Hi, I’m doing a policy gradient method in PyTorch and wanted to move the network update into the loop but it stopped working. I’m still a PyTorch newbie so sorry if the explanation is obvious. I’m using PyTorch 1.6 (built from source).
Here is the original code that works fine:
self.policy.optimizer.zero_grad() G = T.tensor(G, dtype=T.float).to(self.policy.device) loss = 0 for g, logprob in zip(G, self.action_memory): loss += -g * logprob loss.backward() self.policy.optimizer.step()

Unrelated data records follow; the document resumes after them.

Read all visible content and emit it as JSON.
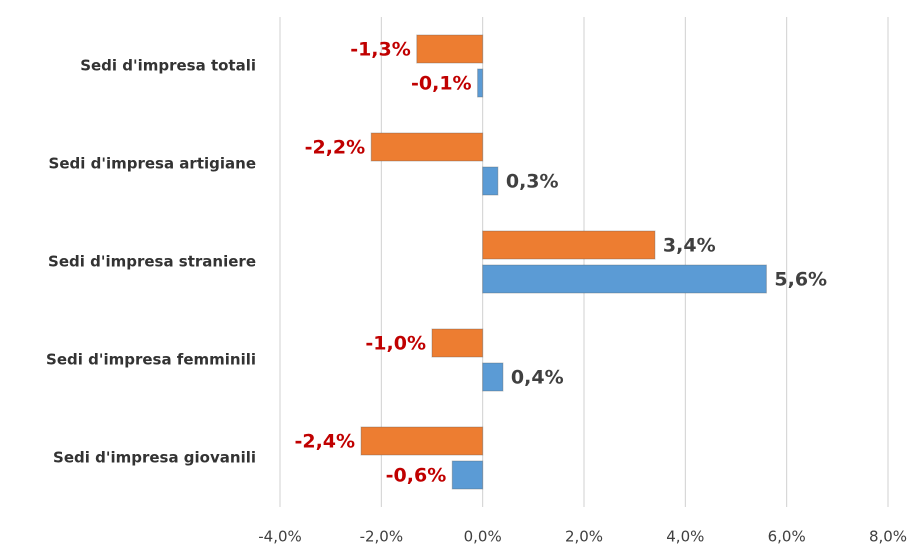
{
  "chart_data": {
    "type": "bar",
    "orientation": "horizontal",
    "categories": [
      "Sedi d'impresa totali",
      "Sedi d'impresa artigiane",
      "Sedi d'impresa straniere",
      "Sedi d'impresa femminili",
      "Sedi d'impresa giovanili"
    ],
    "series": [
      {
        "color": "#ed7d31",
        "values": [
          -1.3,
          -2.2,
          3.4,
          -1.0,
          -2.4
        ],
        "value_labels": [
          "-1,3%",
          "-2,2%",
          "3,4%",
          "-1,0%",
          "-2,4%"
        ]
      },
      {
        "color": "#5b9bd5",
        "values": [
          -0.1,
          0.3,
          5.6,
          0.4,
          -0.6
        ],
        "value_labels": [
          "-0,1%",
          "0,3%",
          "5,6%",
          "0,4%",
          "-0,6%"
        ]
      }
    ],
    "xlim": [
      -4,
      8
    ],
    "xticks": [
      {
        "value": -4,
        "label": "-4,0%"
      },
      {
        "value": -2,
        "label": "-2,0%"
      },
      {
        "value": 0,
        "label": "0,0%"
      },
      {
        "value": 2,
        "label": "2,0%"
      },
      {
        "value": 4,
        "label": "4,0%"
      },
      {
        "value": 6,
        "label": "6,0%"
      },
      {
        "value": 8,
        "label": "8,0%"
      }
    ],
    "grid": true,
    "negative_label_color": "#c00000",
    "positive_label_color": "#404040"
  }
}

And this is a change I was trying to make that doesn’t work:
G = T.tensor(G, dtype=T.float).to(self.policy.device) loss = 0 for g, logprob in zip(G, self.action_memory): loss = -g * logprob self.policy.optimizer.zero_grad() loss.backward() self.policy.optimizer.step()

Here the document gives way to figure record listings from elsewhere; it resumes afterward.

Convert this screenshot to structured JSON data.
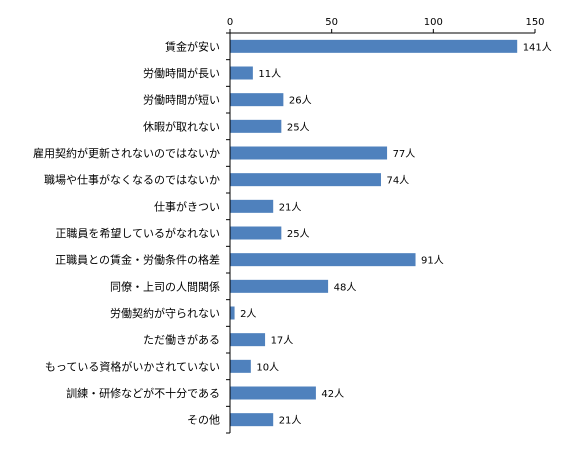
{
  "chart_data": {
    "type": "bar",
    "orientation": "horizontal",
    "title": "",
    "xlabel": "",
    "ylabel": "",
    "xlim": [
      0,
      150
    ],
    "ticks": [
      0,
      50,
      100,
      150
    ],
    "tick_labels": [
      "0",
      "50",
      "100",
      "150"
    ],
    "grid": false,
    "unit_suffix": "人",
    "bar_color": "#4f81bd",
    "categories": [
      "賃金が安い",
      "労働時間が長い",
      "労働時間が短い",
      "休暇が取れない",
      "雇用契約が更新されないのではないか",
      "職場や仕事がなくなるのではないか",
      "仕事がきつい",
      "正職員を希望しているがなれない",
      "正職員との賃金・労働条件の格差",
      "同僚・上司の人間関係",
      "労働契約が守られない",
      "ただ働きがある",
      "もっている資格がいかされていない",
      "訓練・研修などが不十分である",
      "その他"
    ],
    "values": [
      141,
      11,
      26,
      25,
      77,
      74,
      21,
      25,
      91,
      48,
      2,
      17,
      10,
      42,
      21
    ],
    "data_labels": [
      "141人",
      "11人",
      "26人",
      "25人",
      "77人",
      "74人",
      "21人",
      "25人",
      "91人",
      "48人",
      "2人",
      "17人",
      "10人",
      "42人",
      "21人"
    ]
  }
}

This second snippet gives the following error:
File "g:\VScode_projects\pytorch_shenanigans\policy_gradient.py", line 86, in learn loss.backward() File "G:\Anaconda3\envs\pytorch_env\lib\site-packages\torch\tensor.py", line 185, in backward torch.autograd.backward(self, gradient, retain_graph, create_graph) File "G:\Anaconda3\envs\pytorch_env\lib\site-packages\torch\autograd\__init__.py", line 127, in backward allow_unreachable=True) # allow_unreachable flag RuntimeError: one of the variables needed for gradient computation has been modified by an inplace operation: [torch.cuda.FloatTensor [128, 4]], which is output 0 of TBackward, is at version 2; expected version 1 instead. Hint: enable anomaly detection to find the operation that failed to compute its gradient, with torch.autograd.set_detect_anomaly(True).
I read that this RuntimeError often has to do with having to clone something, because we’re using the same tensor to compute itself but I can’t make heads of tails of what is wrong in my case.